The two main contributions to the quality of the content provision relates to decrease of coordination work keeping track of versions of the text circulating in the process. Second, with proven poor deep-linking status to many intranet or Internet sites this will be enforced, since the contributors will be able to add links on the fly in the provision process. When all collaboration and work-in-progress development is set and the editors finally enter the content base into the CMS (preferable through simple integration from the Wave to CMS world).
Lastly the open collaborative environment will make this work more transparent to other peers in the network, which is one core problem. You do not always know who too invite into the provision process. Many stories uncovered in my own publications shows exactly this backdrop to the CMS world. If you have more than 2000+ editors on a global scale it will become impossible to keep social ties in all levels, even if you share the very same work practice. All clusters/networks of editors do serve different parts of the business. In stark contrast to other commentators into this debate, I think the Wave infused CMS world will showcase its best performance in large scale implementations. Not to say that we are going to see 2000+ edits into one and the same Wave, but the flat structure to document creation and the open structure will enforce an much more precise delivery. I dare to say, that if the CMS world don’t reformat the old file share, container document equivalent mind-set they will become obsolete.

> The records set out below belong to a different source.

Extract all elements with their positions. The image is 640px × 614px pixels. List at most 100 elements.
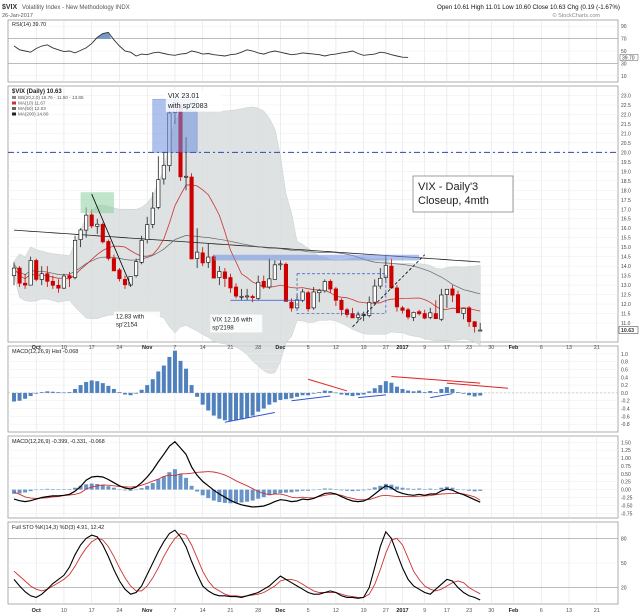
macd-hist-bar [306, 489, 311, 491]
candle-body [45, 273, 50, 282]
macd-hist-bar [28, 489, 33, 492]
hist-bar [317, 392, 322, 393]
price-axis-label: 14.5 [621, 255, 631, 261]
hist-bar [345, 392, 349, 396]
candle-body [67, 275, 72, 279]
hist-bar [222, 392, 227, 421]
macd-axis-label: 0.75 [621, 464, 631, 470]
header-name: Volatility Index - New Methodology INDX [22, 5, 130, 11]
candle-body [195, 251, 200, 259]
divergence-line-blue [358, 394, 386, 399]
hist-bar [206, 392, 211, 411]
hist-bar [328, 390, 333, 393]
candle-body [89, 214, 94, 227]
hist-bar [156, 371, 161, 393]
hist-axis-label: -0.8 [621, 422, 630, 428]
candle-body [306, 292, 311, 310]
macd-hist-bar [100, 484, 105, 490]
x-tick-label: 19 [361, 345, 367, 351]
hist-axis-label: -0.6 [621, 414, 630, 420]
x-tick-label: 13 [566, 345, 572, 351]
hist-bar [350, 392, 355, 397]
hist-bar [389, 382, 394, 393]
candle-body [184, 175, 189, 178]
hist-bar [172, 350, 177, 393]
hist-bar [100, 383, 105, 393]
price-axis-label: 21.0 [621, 131, 631, 137]
legend-swatch [12, 107, 16, 110]
rsi-axis-label: 70 [621, 37, 627, 43]
candle-body [34, 260, 39, 280]
x-tick-label: 2017 [396, 608, 408, 614]
price-axis-label: 18.5 [621, 179, 631, 185]
macd-axis-label: -0.75 [621, 511, 633, 517]
price-axis-label: 15.5 [621, 236, 631, 242]
x-tick-label: 9 [423, 345, 426, 351]
hist-bar [50, 391, 55, 393]
macd-hist-bar [461, 489, 466, 491]
note-peak-bg [165, 89, 222, 112]
hist-bar [200, 392, 205, 405]
macd-axis-label: 1.00 [621, 456, 631, 462]
legend-swatch [12, 112, 16, 116]
macd-hist-bar [245, 489, 250, 502]
candle-body [461, 308, 466, 314]
hist-bar [123, 392, 127, 395]
hist-bar [134, 392, 139, 394]
macd-hist-bar [361, 489, 366, 491]
macd-hist-bar [350, 489, 355, 492]
callout-box [412, 175, 514, 213]
hist-bar [256, 392, 261, 412]
macd-hist-bar [339, 489, 344, 491]
x-tick-label: 7 [173, 608, 176, 614]
candle-body [111, 258, 116, 272]
x-tick-label: 23 [466, 345, 472, 351]
macd-hist-bar [272, 489, 277, 495]
macd-hist-bar [56, 489, 61, 490]
header-ohlc: Open 10.61 High 11.01 Low 10.60 Close 10… [437, 4, 620, 11]
candle-body [78, 229, 83, 240]
x-tick-label: 28 [255, 345, 261, 351]
candle-body [272, 264, 277, 280]
candle-body [300, 291, 305, 301]
hist-axis-label: 1.0 [621, 352, 628, 358]
candle-body [106, 241, 111, 259]
macd-hist-bar [184, 477, 189, 490]
x-tick-label: 27 [383, 345, 389, 351]
macd-hist-bar [239, 489, 244, 503]
candle-body [344, 309, 350, 315]
hist-bar [378, 385, 383, 393]
price-legend-item: BB(20,2.0) 16.76 - 11.50 - 13.85 [18, 95, 84, 100]
price-axis-label: 12.5 [621, 293, 631, 299]
green-highlight-box [80, 192, 114, 214]
hist-bar [12, 392, 16, 402]
hist-bar [89, 380, 94, 393]
hist-bar [456, 392, 460, 393]
macd-hist-bar [222, 489, 227, 503]
macd-hist-bar [78, 485, 83, 490]
x-tick-label: 12 [333, 345, 339, 351]
macd-axis-label: 0.25 [621, 480, 631, 486]
x-tick-label: 5 [307, 608, 310, 614]
macd-hist-bar [228, 489, 233, 504]
hist-bar [139, 389, 144, 393]
divergence-line-red [308, 378, 348, 392]
candle-body [189, 176, 194, 260]
x-tick-label: Feb [509, 608, 519, 614]
macd-axis-label: 1.50 [621, 440, 631, 446]
price-axis-label: 15.0 [621, 245, 631, 251]
hist-axis-label: -0.4 [621, 407, 630, 413]
hist-bar [128, 392, 133, 396]
price-axis-label: 12.0 [621, 302, 631, 308]
uptrend-line [352, 254, 425, 328]
x-tick-label: 21 [227, 608, 233, 614]
macd-hist-bar [283, 489, 288, 493]
hist-axis-label: 0.6 [621, 367, 628, 373]
macd-hist-bar [128, 489, 133, 491]
sto-axis-label: 80 [621, 536, 627, 542]
candle-body [56, 284, 61, 289]
candle-body [411, 312, 416, 318]
macd-hist-bar [422, 489, 427, 490]
hist-bar [28, 392, 33, 397]
hist-bar [245, 392, 250, 418]
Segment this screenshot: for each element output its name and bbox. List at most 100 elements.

Future post into this space will continue the last two hot topics, ‘put in context and my special interest in findability 😉
I will report on on-site implementations of Wave and CMS integration forthcoming, since several of my clients and research domains do undertake early trials as we speak. Moving away from the traditional CMS space? Why give an ‘old school’ and outdated CMS to so many editors, when all they might actually need sits in simple tools like WordPress or Google Docs/Wave? What is the cost benefit analysis to this? I have worked with the counterpart of BIG brands in the CMS world, and they all fall into the very same snake pit, sadly!
I agree with your analysis of the three main challenges with a CMS – they’re on the money. I wonder though if the solution is not to fix the CMS, but to move onto a whole new approach? Wave represents a promising try at it. Time will tell.
But what I think will really replace CMS is the shift away from large pieces of “I want to tell you something” content on static intranet sites, to dynamic “we’ve got something to discuss here” microcontent.
In the company in which I work we’re starting to see conversations grow on a corporate microblogging site and the communications department is closely involved. The thinking stretches as far as moving the best content from our print sources onto the microblogging site for discussion and in effect “employee digestion”. Or perhaps they’ll ignore it? We’ll see. The great part is that a conversation is acknowledged.